Syrie : des civils affamés pourraient être évacués de Madaya
Un convoi de 44 camions transportant de la nourriture, des couvertures et des médicaments est entré à Madaya, à 40 kilomètres à l’ouest de Damas, près de la frontière libanaise, a annoncé lundi le Croissant rouge syrien (SARC). Près de 400 personnes, « en grand danger de mort » pourraient être évacuées dès ce mardi.
Leur arrivée, le 11 janvier, était attendue avec impatience par les 42 000 habitants de la ville syrienne de Madaya, assiégée par l’armée de Bachar al-Assad depuis 6 mois. Ici, 28 personnes y sont mortes de faim depuis le 1er décembre, selon Médecins sans frontières (MSF).
« La première impression fait mal au coeur », confie le porte-parole du Comité international de la Croix Rouge, Pawel Krzysiek, qui était à bord du premier camion à arriver à Madaya.
« Nous avons vu beaucoup de gens dans les rues, certains étaient souriants et nous faisaient signe de la main et d’autres étaient trop faibles et trop fatigués », a-t-il dit dans un enregistrement audio. Une petite fille s’est approchée de lui en demandant : « Est-ce que vous avez amené de la nourriture… parce que nous avons très faim », a-t-il témoigné.
Face au tollé international provoqué par la diffusion sur les réseaux sociaux de photos et de vidéos montrant des enfants décharnés à Madaya – des photos truquées d’après les partisans du régime -, Bachar al-Assad a fini par y autoriser l’accès.
Une situation désespérée
Les habitants de Madaya décrivent une situation désespérée. « Depuis 15 jours, nous ne mangeons que de la soupe. J’ai vu de mes propres yeux un jeune homme tuer des chats et présenter aux membres de sa famille la chair comme étant de la viande de lapin », a témoigné Hiba Abdel Rahmane, 17 ans, interrogée par une journaliste de l’AFP entrée dans Madaya.
« Il y a des gens qui se nourrissent dans les poubelles et d’autres qui ne mangent que de l’herbe. Nous avons demandé aux hommes armés de la nourriture mais ils ont refusé de nous en donner », a ajouté cette jeune fille qui attendait avec cinq membres de sa famille de quitter la ville.
« Nos enfants meurent de faim, nos corps tremblent », a renchéri Ghaitha Assad, la trentaine. « Nous avons commencé à perdre conscience à cause de la faim, nous souffrons d’anémie et de beaucoup de maladies. (…) Nos enfants pleurent toute la nuit, on est incapable de trouver de quoi les nourrir. »
« Il n’y a ni électricité, ni chauffage, ni nourriture.
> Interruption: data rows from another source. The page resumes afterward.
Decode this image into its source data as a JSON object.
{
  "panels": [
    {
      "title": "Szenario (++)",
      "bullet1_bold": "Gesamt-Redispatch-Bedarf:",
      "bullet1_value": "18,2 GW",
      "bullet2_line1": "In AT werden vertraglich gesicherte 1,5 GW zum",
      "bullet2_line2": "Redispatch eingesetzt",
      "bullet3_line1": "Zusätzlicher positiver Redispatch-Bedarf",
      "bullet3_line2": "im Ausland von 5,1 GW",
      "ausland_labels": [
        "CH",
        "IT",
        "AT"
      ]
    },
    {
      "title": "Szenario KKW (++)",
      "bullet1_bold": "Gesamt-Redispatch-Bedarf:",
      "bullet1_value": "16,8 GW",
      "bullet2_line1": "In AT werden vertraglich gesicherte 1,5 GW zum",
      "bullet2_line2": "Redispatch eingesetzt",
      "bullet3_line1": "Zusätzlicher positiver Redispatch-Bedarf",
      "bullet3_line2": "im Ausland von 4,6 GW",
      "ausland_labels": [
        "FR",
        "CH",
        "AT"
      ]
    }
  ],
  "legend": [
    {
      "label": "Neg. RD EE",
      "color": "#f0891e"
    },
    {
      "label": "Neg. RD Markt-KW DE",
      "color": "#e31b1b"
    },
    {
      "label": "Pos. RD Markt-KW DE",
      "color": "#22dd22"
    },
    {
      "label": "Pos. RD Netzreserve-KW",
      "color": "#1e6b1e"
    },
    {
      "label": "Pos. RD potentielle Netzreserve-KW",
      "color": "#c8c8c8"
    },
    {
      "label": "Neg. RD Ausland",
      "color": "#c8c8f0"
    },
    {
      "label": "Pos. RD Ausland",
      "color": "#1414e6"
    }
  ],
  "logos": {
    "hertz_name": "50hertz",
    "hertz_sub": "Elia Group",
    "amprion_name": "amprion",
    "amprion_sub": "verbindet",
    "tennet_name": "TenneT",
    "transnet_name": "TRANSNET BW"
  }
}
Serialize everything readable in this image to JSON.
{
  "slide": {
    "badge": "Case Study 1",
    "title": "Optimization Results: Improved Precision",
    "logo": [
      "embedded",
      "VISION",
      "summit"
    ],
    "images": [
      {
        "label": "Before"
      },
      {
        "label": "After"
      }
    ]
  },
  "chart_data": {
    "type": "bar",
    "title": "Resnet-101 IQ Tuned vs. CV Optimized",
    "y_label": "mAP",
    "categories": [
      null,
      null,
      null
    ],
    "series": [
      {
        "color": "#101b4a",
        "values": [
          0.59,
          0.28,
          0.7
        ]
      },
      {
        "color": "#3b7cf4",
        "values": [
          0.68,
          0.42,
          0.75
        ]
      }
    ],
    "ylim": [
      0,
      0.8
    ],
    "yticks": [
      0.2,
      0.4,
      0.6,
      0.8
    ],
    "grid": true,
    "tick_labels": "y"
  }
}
Les prix sont exorbitants (…) mais nous n’avons plus d’argent », renchéri Ali Issa, âgé de 61 ans et père de huit enfants.
À Madaya, 400 personnes à évacuer
« 400 personnes doivent être évacuées immédiatement » car elles « sont en grand danger de mort », souffrant de malnutrition ou « d’autres problèmes médicaux », a déclaré Stephen O’Brien, patron des opérations humanitaires des Nations unies qui espère le faire peut-être dès mardi.
Une telle opération a été extrêmement complexe à organiser entre les différents acteurs syriens et internationaux concernés. Le Programme alimentaire mondial (PAM) de l’ONU a fait parvenir de la nourriture, notamment du lait pour enfants, tandis que le CICR fournissait des médicaments en quantité suffisante pour trois mois ainsi que du matériel chirurgical pour soigner les blessés et des couvertures.
« L’opération devrait se prolonger pendant quelques jours. C’est une ouverture très positive, mais il ne faut pas en rester à une seule distribution. On doit avoir un accès régulier à ces zones », a expliqué Marianne Gasser, qui dirige le CICR en Syrie.
400 000 civils assiégés par les rebelles ou l’armée du régime
Un autre convoi de 21 autres camions a quitté Damas au même moment pour atteindre Foua et Kafraya, deux localités chiites encerclées par les rebelles à plus de 300 km de Damas dans la province d’Idleb, au nord-ouest. La dernière fois que des convois humanitaires avaient pu atteindre ces villes remontait au 18 octobre, après un accord entre les belligérants.
Au total, 400 000 civiles sont piégés dans les villes syriennes assiégées par l’armée du régime de Bachar al-Assad ou les rebelles, d’après les Nations unies.